Although there are many benefits to the suggested approach, there are also several drawbacks that call for more investigation. Adopting advanced technologies like BC and scan-to-BIM requires specific expertise and could face resistance from small firms due to the high upfront costs and the complexity of integrating new technologies into existing systems. The demonstration conducted in this study was based on a controlled test environment using Ethereum blockchain and predefined conditions, which may not be able to represent the complexity of real-world projects, including unexpected changes, or diverse stakeholder dynamics. Moreover, ideal conditions regarding equipment and light were required for the process of scan-to-BIM, which limits the practicality in a diverse construction environment. Also, other factors such as dust, vibrations, or frequent site changes, which are common in the construction industry, were not considered and could impact the reliability of the scan-to-BIM process. This study did not consider potential resistance from stakeholders unfamiliar with blockchain or scan-to-BIM technologies, which may resist their adoption in practice. The interoperability of this system with existing financial and project management software is critical for its widespread adoption and necessitates additional research into seamless integration methods. Moreover, legal and regulatory challenges in applying SCs to construction payments need to be addressed to provide a solid legal foundation for the technology. Finally, to accommodate various project sizes and types, the system must be scalable and customizable, which calls for developing adaptable models suitable for a broad range of construction projects.

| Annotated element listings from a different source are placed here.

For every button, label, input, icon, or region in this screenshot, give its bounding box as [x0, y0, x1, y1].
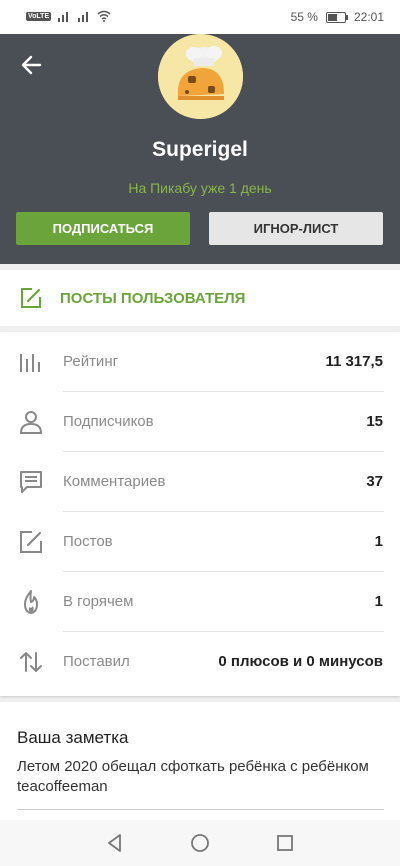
clock: 22:01 [353, 10, 384, 24]
stat-label: Постов [63, 533, 113, 550]
stat-label: В горячем [63, 593, 134, 610]
stat-label: Рейтинг [63, 353, 119, 370]
stat-label: Поставил [63, 653, 130, 670]
nav-home-icon[interactable] [189, 832, 211, 854]
edit-icon [21, 288, 41, 308]
back-button[interactable] [14, 48, 48, 82]
bars-icon [20, 354, 40, 372]
nav-back-icon[interactable] [104, 832, 126, 854]
note-underline [17, 809, 384, 810]
edit-icon [20, 531, 42, 553]
stat-label: Подписчиков [63, 413, 154, 430]
stat-row-comments[interactable]: Комментариев 37 [0, 452, 400, 512]
system-nav-bar [0, 820, 400, 866]
stat-row-votes: Поставил 0 плюсов и 0 минусов [0, 632, 400, 692]
stat-row-rating: Рейтинг 11 317,5 [0, 332, 400, 392]
back-arrow-icon [21, 55, 42, 75]
stat-value: 1 [374, 593, 383, 610]
profile-header: Superigel На Пикабу уже 1 день ПОДПИСАТЬ… [0, 34, 400, 264]
member-since: На Пикабу уже 1 день [128, 180, 272, 196]
battery-percent: 55 % [290, 10, 318, 24]
note-text[interactable]: Летом 2020 обещал сфоткать ребёнка с реб… [17, 757, 377, 797]
status-bar: VoLTE 55 % 22:01 [0, 0, 400, 34]
username: Superigel [152, 138, 248, 161]
user-posts-label: ПОСТЫ ПОЛЬЗОВАТЕЛЯ [60, 290, 246, 307]
swap-icon [20, 652, 42, 672]
volte-badge: VoLTE [26, 11, 52, 21]
user-posts-row[interactable]: ПОСТЫ ПОЛЬЗОВАТЕЛЯ [0, 270, 400, 326]
stat-row-subscribers[interactable]: Подписчиков 15 [0, 392, 400, 452]
stat-value: 37 [366, 473, 383, 490]
hedgehog-chef-avatar [158, 34, 243, 119]
signal-icon [58, 12, 69, 22]
stat-row-posts[interactable]: Постов 1 [0, 512, 400, 572]
nav-recents-icon[interactable] [274, 832, 296, 854]
comment-icon [20, 471, 42, 493]
stats-card: Рейтинг 11 317,5 Подписчиков 15 Коммента… [0, 332, 400, 696]
stat-label: Комментариев [63, 473, 166, 490]
avatar[interactable] [158, 34, 243, 119]
stat-value: 11 317,5 [325, 353, 383, 370]
stat-value: 0 плюсов и 0 минусов [218, 653, 383, 670]
profile-screen: VoLTE 55 % 22:01 Superigel На Пикабу уже… [0, 0, 400, 866]
signal-icon [78, 12, 89, 22]
flame-icon [24, 590, 38, 614]
note-card[interactable]: Ваша заметка Летом 2020 обещал сфоткать … [0, 702, 400, 820]
stat-row-hot[interactable]: В горячем 1 [0, 572, 400, 632]
wifi-icon [97, 10, 111, 22]
status-left: VoLTE [26, 10, 111, 22]
subscribe-button[interactable]: ПОДПИСАТЬСЯ [16, 212, 190, 245]
stat-value: 1 [374, 533, 383, 550]
ignore-list-button[interactable]: ИГНОР-ЛИСТ [209, 212, 383, 245]
stat-value: 15 [366, 413, 383, 430]
battery-icon [325, 11, 348, 23]
note-title: Ваша заметка [17, 728, 129, 747]
person-icon [19, 411, 43, 434]
status-right: 55 % 22:01 [291, 10, 384, 24]
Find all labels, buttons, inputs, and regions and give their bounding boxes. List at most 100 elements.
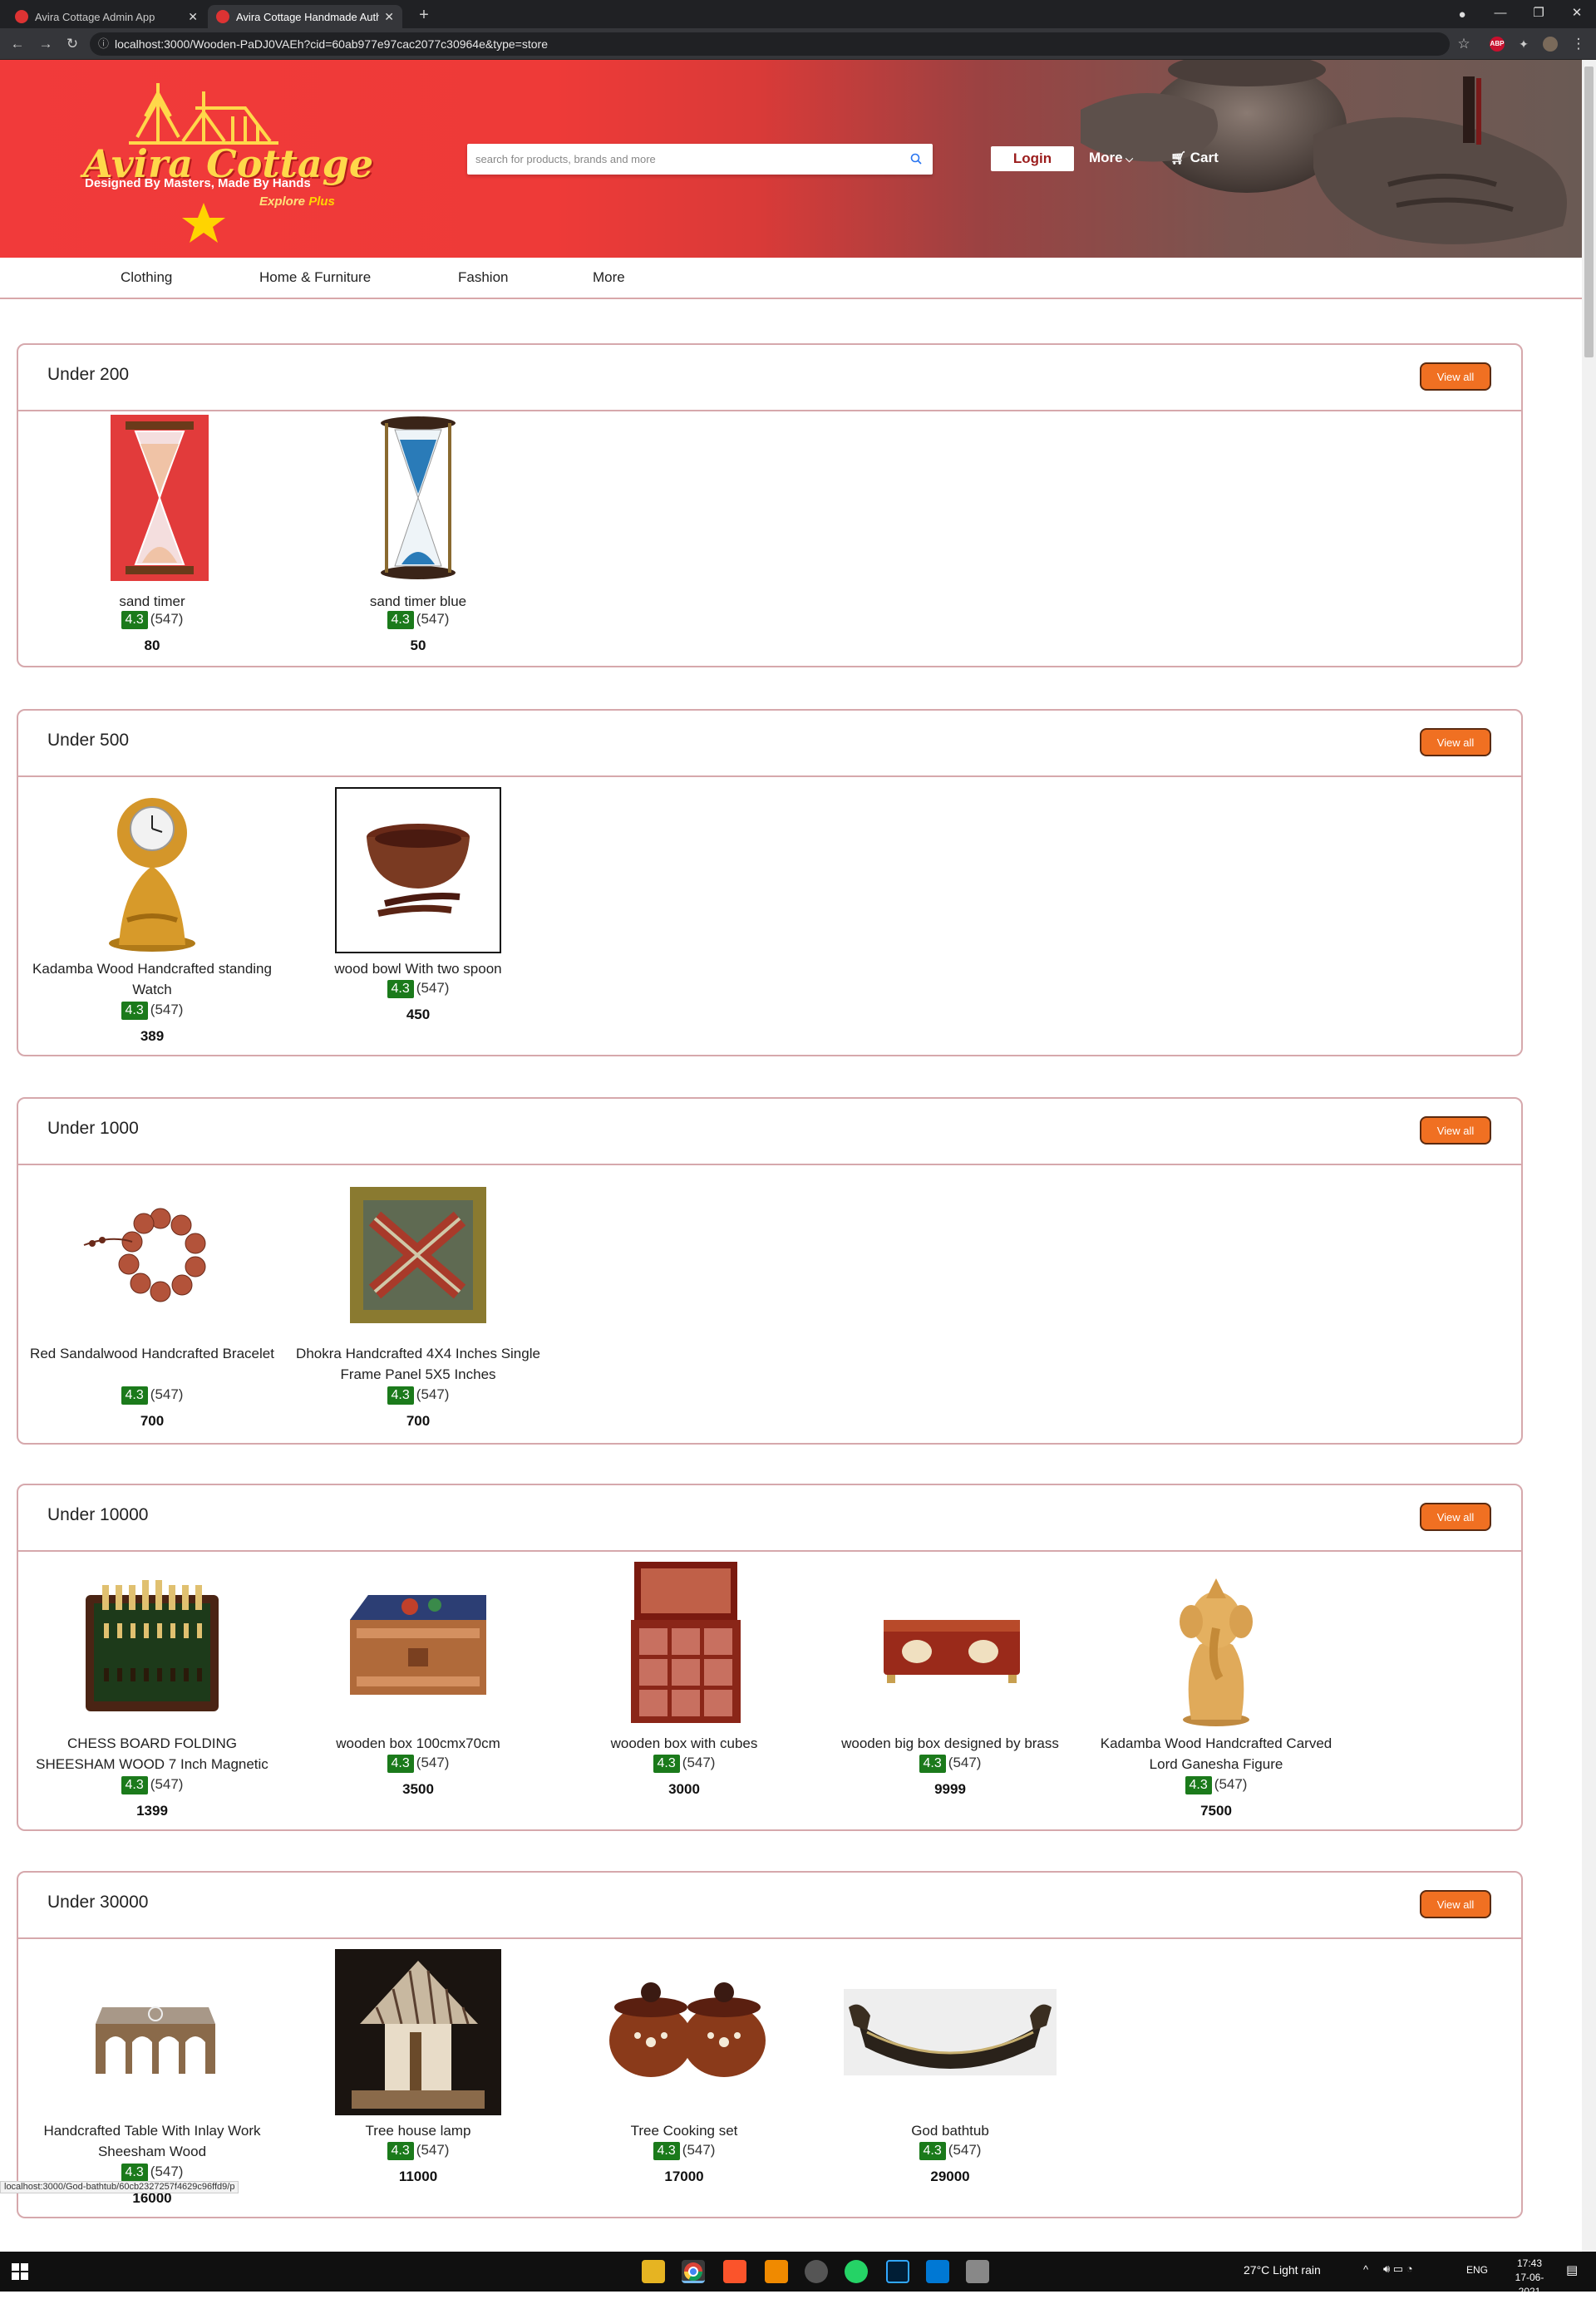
product-name[interactable]: Kadamba Wood Handcrafted standing Watch (27, 958, 277, 1000)
nav-home-furniture[interactable]: Home & Furniture (259, 269, 371, 286)
product-card[interactable]: Red Sandalwood Handcrafted Bracelet 4.3(… (27, 1185, 277, 1443)
product-image-brass-box[interactable] (867, 1562, 1033, 1728)
search-input[interactable] (467, 144, 899, 175)
explore-plus-link[interactable]: Explore Plus (259, 194, 335, 209)
photoshop-icon[interactable] (886, 2260, 909, 2283)
page-scrollbar[interactable] (1582, 60, 1596, 2252)
weather-widget[interactable]: 27°C Light rain (1244, 2263, 1321, 2277)
product-card[interactable]: CHESS BOARD FOLDING SHEESHAM WOOD 7 Inch… (27, 1562, 277, 1828)
windows-start-icon[interactable] (12, 2263, 28, 2280)
browser-menu-icon[interactable]: ⋮ (1569, 35, 1588, 53)
product-name[interactable]: Tree house lamp (293, 2120, 543, 2141)
product-name[interactable]: Handcrafted Table With Inlay Work Sheesh… (27, 2120, 277, 2162)
address-bar[interactable]: ⓘ localhost:3000/Wooden-PaDJ0VAEh?cid=60… (90, 32, 1450, 56)
view-all-button[interactable]: View all (1420, 1503, 1491, 1531)
extensions-puzzle-icon[interactable]: ✦ (1515, 35, 1533, 53)
product-name[interactable]: wood bowl With two spoon (293, 958, 543, 979)
new-tab-button[interactable]: + (414, 5, 434, 25)
tab-title: Avira Cottage Admin App (35, 10, 155, 23)
product-card[interactable]: sand timer blue 4.3 (547) 50 (293, 415, 543, 664)
tray-system-icons[interactable]: 🔊︎ ▭ ◔ (1383, 2262, 1413, 2276)
product-card[interactable]: wood bowl With two spoon 4.3 (547) 450 (293, 787, 543, 1053)
minimize-icon[interactable]: — (1481, 0, 1520, 28)
product-name[interactable]: Kadamba Wood Handcrafted Carved Lord Gan… (1091, 1733, 1341, 1775)
nav-fashion[interactable]: Fashion (458, 269, 508, 286)
product-name[interactable]: sand timer (27, 591, 277, 612)
vscode-icon[interactable] (926, 2260, 949, 2283)
site-info-icon[interactable]: ⓘ (98, 32, 109, 56)
product-card[interactable]: Tree house lamp 4.3 (547) 11000 (293, 1949, 543, 2215)
product-image-sandalwood-bracelet[interactable] (69, 1185, 235, 1327)
section-header: Under 1000 View all (18, 1099, 1521, 1165)
view-all-button[interactable]: View all (1420, 728, 1491, 756)
product-name[interactable]: wooden big box designed by brass (825, 1733, 1075, 1754)
product-image-box-with-cubes[interactable] (601, 1562, 767, 1728)
chrome-icon[interactable] (682, 2260, 705, 2283)
profile-avatar[interactable] (1543, 37, 1558, 52)
product-card[interactable]: wooden box 100cmx70cm 4.3 (547) 3500 (293, 1562, 543, 1828)
view-all-button[interactable]: View all (1420, 362, 1491, 391)
product-card[interactable]: wooden big box designed by brass 4.3 (547… (825, 1562, 1075, 1828)
input-language[interactable]: ENG (1466, 2264, 1488, 2276)
scrollbar-thumb[interactable] (1584, 66, 1594, 357)
product-card[interactable]: Handcrafted Table With Inlay Work Sheesh… (27, 1949, 277, 2215)
restore-icon[interactable]: ❐ (1520, 0, 1558, 28)
vlc-icon[interactable] (765, 2260, 788, 2283)
nav-more[interactable]: More (593, 269, 625, 286)
view-all-button[interactable]: View all (1420, 1116, 1491, 1145)
product-image-god-bathtub[interactable] (842, 1949, 1058, 2115)
cart-link[interactable]: 🛒︎ Cart (1170, 150, 1219, 166)
product-name[interactable]: God bathtub (825, 2120, 1075, 2141)
product-name[interactable]: wooden box with cubes (559, 1733, 809, 1754)
adblock-extension-icon[interactable]: ABP (1490, 37, 1505, 52)
product-image-chess-board[interactable] (69, 1562, 235, 1728)
system-clock[interactable]: 17:43 17-06-2021 (1505, 2257, 1554, 2299)
browser-tab-store[interactable]: Avira Cottage Handmade Authen ✕ (208, 5, 402, 28)
nav-clothing[interactable]: Clothing (121, 269, 172, 286)
product-name[interactable]: CHESS BOARD FOLDING SHEESHAM WOOD 7 Inch… (27, 1733, 277, 1775)
browser-tab-admin[interactable]: Avira Cottage Admin App ✕ (7, 5, 206, 28)
product-name[interactable]: Red Sandalwood Handcrafted Bracelet (27, 1343, 277, 1385)
product-image-tree-cooking-set[interactable] (601, 1949, 767, 2115)
forward-icon[interactable]: → (37, 35, 55, 53)
product-card[interactable]: Kadamba Wood Handcrafted Carved Lord Gan… (1091, 1562, 1341, 1828)
view-all-button[interactable]: View all (1420, 1890, 1491, 1918)
notifications-icon[interactable]: ▤ (1566, 2262, 1578, 2277)
product-name[interactable]: Tree Cooking set (559, 2120, 809, 2141)
product-image-dhokra-frame[interactable] (335, 1185, 501, 1327)
product-name[interactable]: Dhokra Handcrafted 4X4 Inches Single Fra… (293, 1343, 543, 1385)
close-window-icon[interactable]: ✕ (1558, 0, 1596, 28)
review-count: (547) (150, 2164, 184, 2179)
media-app-icon[interactable] (805, 2260, 828, 2283)
tray-chevron-icon[interactable]: ^ (1363, 2263, 1368, 2276)
product-card[interactable]: sand timer 4.3 (547) 80 (27, 415, 277, 664)
brave-browser-icon[interactable] (723, 2260, 746, 2283)
product-card[interactable]: wooden box with cubes 4.3 (547) 3000 (559, 1562, 809, 1828)
whatsapp-icon[interactable] (845, 2260, 868, 2283)
product-card[interactable]: Kadamba Wood Handcrafted standing Watch … (27, 787, 277, 1053)
product-card[interactable]: God bathtub 4.3 (547) 29000 (825, 1949, 1075, 2215)
search-icon[interactable] (909, 152, 923, 165)
dev-tool-icon[interactable] (966, 2260, 989, 2283)
product-image-sand-timer-blue[interactable] (335, 415, 501, 581)
reload-icon[interactable]: ↻ (63, 35, 81, 53)
product-image-wood-watch[interactable] (69, 787, 235, 953)
file-explorer-icon[interactable] (642, 2260, 665, 2283)
bookmark-star-icon[interactable]: ☆ (1455, 35, 1473, 53)
product-image-wood-bowl[interactable] (335, 787, 501, 953)
product-card[interactable]: Dhokra Handcrafted 4X4 Inches Single Fra… (293, 1185, 543, 1443)
product-image-ganesha-figure[interactable] (1133, 1562, 1299, 1728)
close-tab-icon[interactable]: ✕ (384, 10, 394, 24)
product-image-inlay-table[interactable] (69, 1949, 235, 2115)
login-button[interactable]: Login (991, 146, 1074, 171)
product-card[interactable]: Tree Cooking set 4.3 (547) 17000 (559, 1949, 809, 2215)
more-dropdown[interactable]: More ⌵ (1089, 150, 1133, 166)
profile-menu-icon[interactable]: ● (1443, 2, 1481, 30)
product-name[interactable]: wooden box 100cmx70cm (293, 1733, 543, 1754)
close-tab-icon[interactable]: ✕ (188, 10, 198, 24)
product-name[interactable]: sand timer blue (293, 591, 543, 612)
product-image-tree-house-lamp[interactable] (335, 1949, 501, 2115)
back-icon[interactable]: ← (8, 35, 27, 53)
product-image-sand-timer[interactable] (69, 415, 235, 581)
product-image-wooden-box[interactable] (335, 1562, 501, 1728)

7. Conclusions and Future Work

This paper presented a novel approach for automatic construction payments by merging BC-enabled SCs and 3D scans with BIM. Thus, the model can measure actual quantities performed and automate payments through a BC platform. This integration is a huge step forward in tackling the construction industry’s long-standing inefficiencies and trust difficulties. This research has demonstrated the feasibility and effectiveness of utilizing scan-to-BIM to accurately estimate work completed on site, which is then verified against contractor-submitted quantities through SCs. These SCs serve as an automated intermediary, ensuring that payment is triggered only upon validating the actual work performed, thus minimizing disputes and enhancing transactional transparency. This technique promises to simplify payment processes, improve transparency, and reduce conflicts by combining the precision of scan-to-BIM with the security of BC technology. The research findings indicate that this developed system can significantly reduce the time and resources spent on payment processing while providing a more objective and transparent basis for payment release. BCT ensures that all stakeholders have access to an immutable and transparent record of transactions, fostering a higher level of trust among parties. Additionally, the real-time data provided by scan-to-BIM allows for more accurate project progress tracking, ensuring that payments are closely aligned with the work completed.

In light of these findings, future research may investigate the scalability and cost-effectiveness of scan-to-BIM technology and BC adoption in construction projects of varying sizes and complexities. Additionally, research on SCs’ legal and regulatory implications in construction payments is essential to address potential legal challenges and ensure compliance with local and international regulations. Moreover, future research should emphasize the cross-validation for quantities performed derived by contractors, ensuring an integrated examination from both consultant and contractor standpoints using scan-to-BIM to assure the process. Also, exploring more advanced BC platforms that offer higher scalability, better security, and lower operational costs can be a significant area of research. Creating intuitive, user-friendly interfaces is crucial for scan-to-BIM and BC platforms, facilitating easier adoption, especially for stakeholders not well-versed in these technologies.